We’re making a GPU renderer.
Terragen is the go-to solution for big skies and planetary views. This is, in part, because of its use of procedural systems, a “big scene, planet aware” approach to scene construction by default, and a primary focus on photorealism. But Terragen 4 and Terragen Sky only render final images on CPUs at the moment. GPU rendering is a hotly requested feature because it is expected that this will allow much faster renders and squeeze more utility out of your expensive compute hardware. We hear you, and we’re working on it!
Introducing VOLR
To meet this demand we are currently developing a new GPU- and CPU-based volumetric renderer called VOLR.
What we have so far:
- CPU+GPU renderer
- Multiple cloud layers
- Complete sky (procedural clouds extending beyond the horizon)
- Planetary scale, orbital views
- Rayleigh scattering (clear blue sky)
- Mie scattering (clouds, fog)
- Multiple scattering via path tracing
- Currently limited to one type of cloud with few controls
Work in progress:
- Interactive previews
- Fully customisable clouds (density shaders, masks etc.)
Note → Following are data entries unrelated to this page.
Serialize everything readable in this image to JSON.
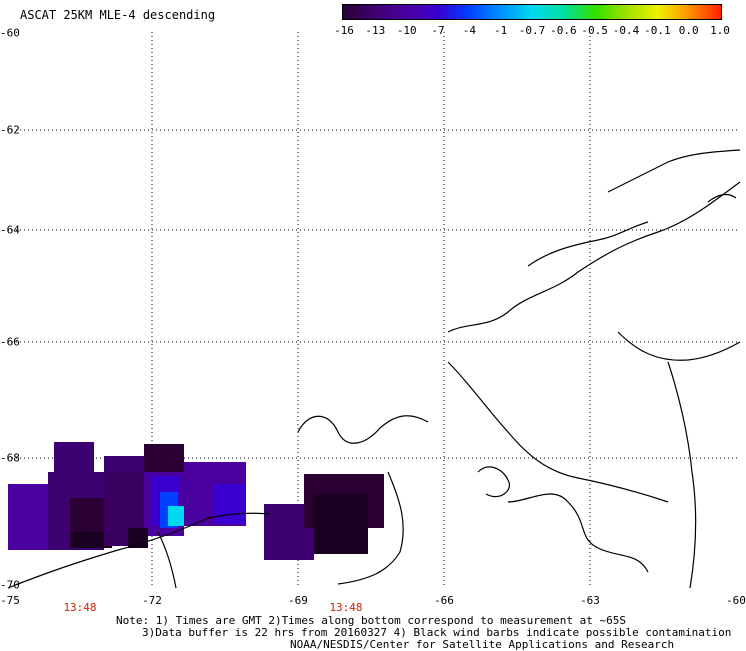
{
  "title": "ASCAT 25KM MLE-4 descending",
  "colorbar": {
    "labels": [
      "-16",
      "-13",
      "-10",
      "-7",
      "-4",
      "-1",
      "-0.7",
      "-0.6",
      "-0.5",
      "-0.4",
      "-0.1",
      "0.0",
      "1.0"
    ],
    "colors": [
      "#2a0033",
      "#3d0070",
      "#4b00a0",
      "#3a00d0",
      "#0040ff",
      "#0090ff",
      "#00d8f0",
      "#00e0a0",
      "#30e000",
      "#a0e000",
      "#f0f000",
      "#ff9000",
      "#ff2000"
    ]
  },
  "axes": {
    "x_ticks": [
      "-75",
      "-72",
      "-69",
      "-66",
      "-63",
      "-60"
    ],
    "y_ticks": [
      "-60",
      "-62",
      "-64",
      "-66",
      "-68",
      "-70"
    ]
  },
  "time_labels": [
    "13:48",
    "13:48"
  ],
  "notes": {
    "line1": "Note: 1) Times are GMT 2)Times along bottom correspond to measurement at ~65S",
    "line2": "3)Data buffer is 22 hrs from 20160327 4) Black wind barbs indicate possible contamination",
    "line3": "NOAA/NESDIS/Center for Satellite Applications and Research"
  }
}
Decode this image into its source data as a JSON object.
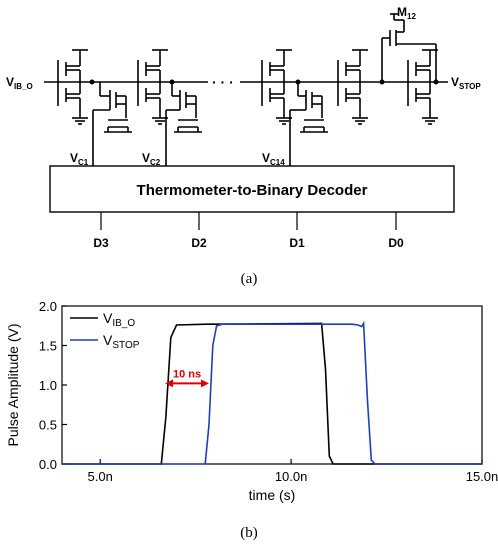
{
  "circuit": {
    "input_label": {
      "main": "V",
      "sub": "IB_O"
    },
    "output_label": {
      "main": "V",
      "sub": "STOP"
    },
    "transistor_label": {
      "main": "M",
      "sub": "12"
    },
    "ellipsis": "· · ·",
    "control_labels": [
      {
        "main": "V",
        "sub": "C1"
      },
      {
        "main": "V",
        "sub": "C2"
      },
      {
        "main": "V",
        "sub": "C14"
      }
    ],
    "decoder_label": "Thermometer-to-Binary Decoder",
    "outputs": [
      "D3",
      "D2",
      "D1",
      "D0"
    ]
  },
  "caption_a": "(a)",
  "caption_b": "(b)",
  "chart_data": {
    "type": "line",
    "title": "",
    "xlabel": "time (s)",
    "ylabel": "Pulse Amplitude (V)",
    "xlim": [
      4.0,
      15.0
    ],
    "ylim": [
      0.0,
      2.0
    ],
    "x_ticks": [
      5.0,
      10.0,
      15.0
    ],
    "x_tick_labels": [
      "5.0n",
      "10.0n",
      "15.0n"
    ],
    "y_ticks": [
      0.0,
      0.5,
      1.0,
      1.5,
      2.0
    ],
    "y_tick_labels": [
      "0.0",
      "0.5",
      "1.0",
      "1.5",
      "2.0"
    ],
    "x_unit": "ns",
    "grid": false,
    "legend_position": "top-left",
    "series": [
      {
        "name": "V_IB_O",
        "legend_main": "V",
        "legend_sub": "IB_O",
        "color": "#000000",
        "points": [
          [
            4.0,
            0.0
          ],
          [
            6.6,
            0.0
          ],
          [
            6.72,
            0.6
          ],
          [
            6.85,
            1.6
          ],
          [
            7.0,
            1.76
          ],
          [
            7.8,
            1.77
          ],
          [
            10.8,
            1.78
          ],
          [
            10.9,
            1.2
          ],
          [
            11.0,
            0.1
          ],
          [
            11.1,
            0.0
          ],
          [
            15.0,
            0.0
          ]
        ]
      },
      {
        "name": "V_STOP",
        "legend_main": "V",
        "legend_sub": "STOP",
        "color": "#1f3fbf",
        "points": [
          [
            4.0,
            0.0
          ],
          [
            7.75,
            0.0
          ],
          [
            7.85,
            0.5
          ],
          [
            7.95,
            1.5
          ],
          [
            8.05,
            1.75
          ],
          [
            8.2,
            1.77
          ],
          [
            11.6,
            1.77
          ],
          [
            11.75,
            1.76
          ],
          [
            11.85,
            1.74
          ],
          [
            11.9,
            1.78
          ],
          [
            12.0,
            0.8
          ],
          [
            12.1,
            0.05
          ],
          [
            12.2,
            0.0
          ],
          [
            15.0,
            0.0
          ]
        ]
      }
    ],
    "annotation": {
      "text": "10 ns",
      "color": "#e00000",
      "y": 1.02,
      "x_start": 6.7,
      "x_end": 7.85
    }
  }
}
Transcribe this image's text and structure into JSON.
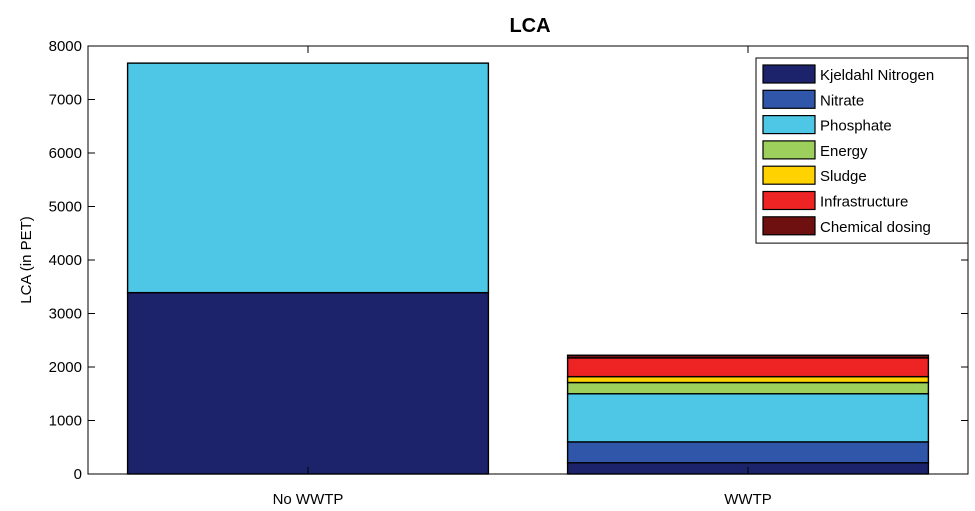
{
  "chart_data": {
    "type": "bar",
    "stacked": true,
    "title": "LCA",
    "xlabel": "",
    "ylabel": "LCA (in PET)",
    "ylim": [
      0,
      8000
    ],
    "yticks": [
      0,
      1000,
      2000,
      3000,
      4000,
      5000,
      6000,
      7000,
      8000
    ],
    "categories": [
      "No WWTP",
      "WWTP"
    ],
    "legend_position": "top-right",
    "grid": false,
    "series": [
      {
        "name": "Kjeldahl Nitrogen",
        "color": "#1c236b",
        "values": [
          3390,
          210
        ]
      },
      {
        "name": "Nitrate",
        "color": "#2f56a8",
        "values": [
          0,
          390
        ]
      },
      {
        "name": "Phosphate",
        "color": "#4ec7e6",
        "values": [
          4290,
          900
        ]
      },
      {
        "name": "Energy",
        "color": "#9ccf5c",
        "values": [
          0,
          210
        ]
      },
      {
        "name": "Sludge",
        "color": "#ffd200",
        "values": [
          0,
          110
        ]
      },
      {
        "name": "Infrastructure",
        "color": "#ee2424",
        "values": [
          0,
          350
        ]
      },
      {
        "name": "Chemical dosing",
        "color": "#6e1010",
        "values": [
          0,
          50
        ]
      }
    ]
  }
}
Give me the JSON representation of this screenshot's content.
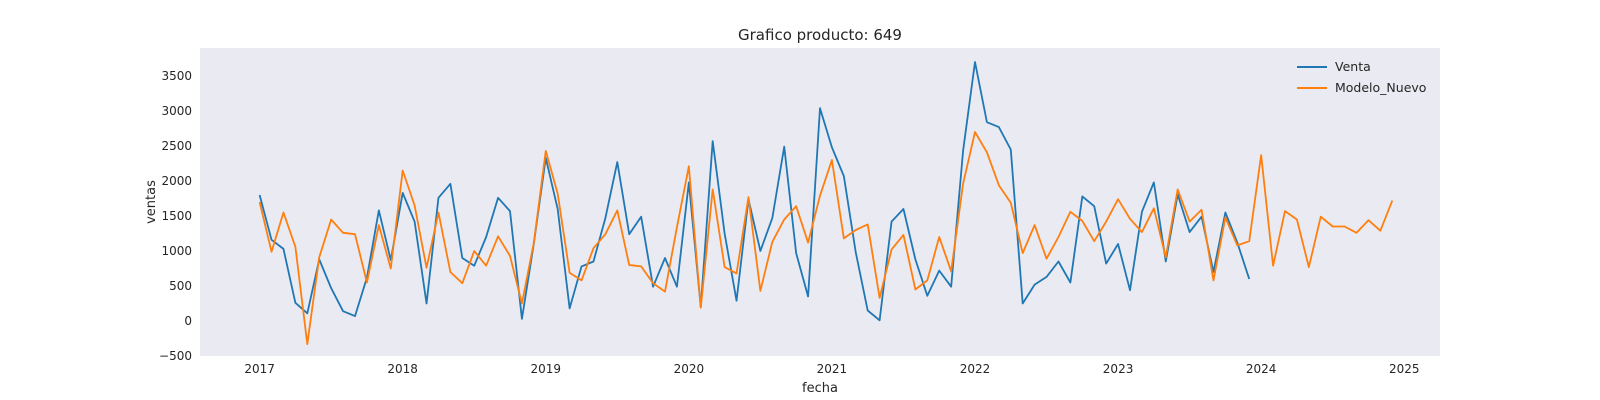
{
  "chart_data": {
    "type": "line",
    "title": "Grafico producto: 649",
    "xlabel": "fecha",
    "ylabel": "ventas",
    "x_ticks": [
      "2017",
      "2018",
      "2019",
      "2020",
      "2021",
      "2022",
      "2023",
      "2024",
      "2025"
    ],
    "y_ticks": [
      "−500",
      "0",
      "500",
      "1000",
      "1500",
      "2000",
      "2500",
      "3000",
      "3500"
    ],
    "xlim": [
      "2016-08",
      "2025-04"
    ],
    "ylim": [
      -500,
      3900
    ],
    "grid": false,
    "legend": "top-right",
    "x_start": "2017-01",
    "x_step": "1 month",
    "series": [
      {
        "name": "Venta",
        "color": "#1f77b4",
        "values": [
          1800,
          1160,
          1030,
          260,
          110,
          880,
          470,
          140,
          70,
          620,
          1580,
          870,
          1830,
          1420,
          250,
          1760,
          1960,
          900,
          790,
          1200,
          1760,
          1570,
          30,
          1110,
          2330,
          1600,
          180,
          780,
          850,
          1470,
          2270,
          1240,
          1490,
          490,
          900,
          490,
          1980,
          200,
          2570,
          1250,
          290,
          1740,
          1000,
          1470,
          2490,
          970,
          350,
          3040,
          2480,
          2070,
          980,
          150,
          10,
          1420,
          1600,
          880,
          360,
          720,
          490,
          2430,
          3700,
          2840,
          2770,
          2450,
          250,
          520,
          630,
          850,
          550,
          1780,
          1640,
          820,
          1100,
          440,
          1560,
          1980,
          850,
          1810,
          1270,
          1490,
          700,
          1550,
          1120,
          600
        ]
      },
      {
        "name": "Modelo_Nuevo",
        "color": "#ff7f0e",
        "values": [
          1700,
          990,
          1550,
          1060,
          -330,
          910,
          1450,
          1260,
          1240,
          550,
          1370,
          750,
          2150,
          1650,
          760,
          1550,
          700,
          540,
          1000,
          790,
          1210,
          930,
          250,
          1120,
          2430,
          1820,
          690,
          580,
          1040,
          1240,
          1580,
          800,
          780,
          540,
          420,
          1340,
          2210,
          190,
          1880,
          770,
          680,
          1770,
          430,
          1130,
          1450,
          1640,
          1120,
          1790,
          2300,
          1180,
          1300,
          1380,
          330,
          1020,
          1230,
          450,
          580,
          1200,
          710,
          1960,
          2700,
          2410,
          1940,
          1690,
          970,
          1370,
          890,
          1200,
          1560,
          1430,
          1140,
          1420,
          1740,
          1460,
          1270,
          1610,
          910,
          1880,
          1420,
          1590,
          580,
          1480,
          1080,
          1140,
          2370,
          790,
          1570,
          1450,
          770,
          1490,
          1350,
          1350,
          1260,
          1440,
          1290,
          1720
        ]
      }
    ]
  }
}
- Match Terragen 4 cloud types and render existing scene files
We need to support a wide range of cloud types with customisable shapes and density functions. This has implications for the architecture of the renderer, which is something fundamental that we want to get right. We have more work to do before VOLR goes into widespread testing.
Future work:
- VDB import
- Integrate terrains and general object/surface rendering
Please bear in mind that the renders shown on this page are from our research and development builds, and we can’t guarantee identical results from publicly released products. However, we expect the first release versions will be capable of much more than what is shown here.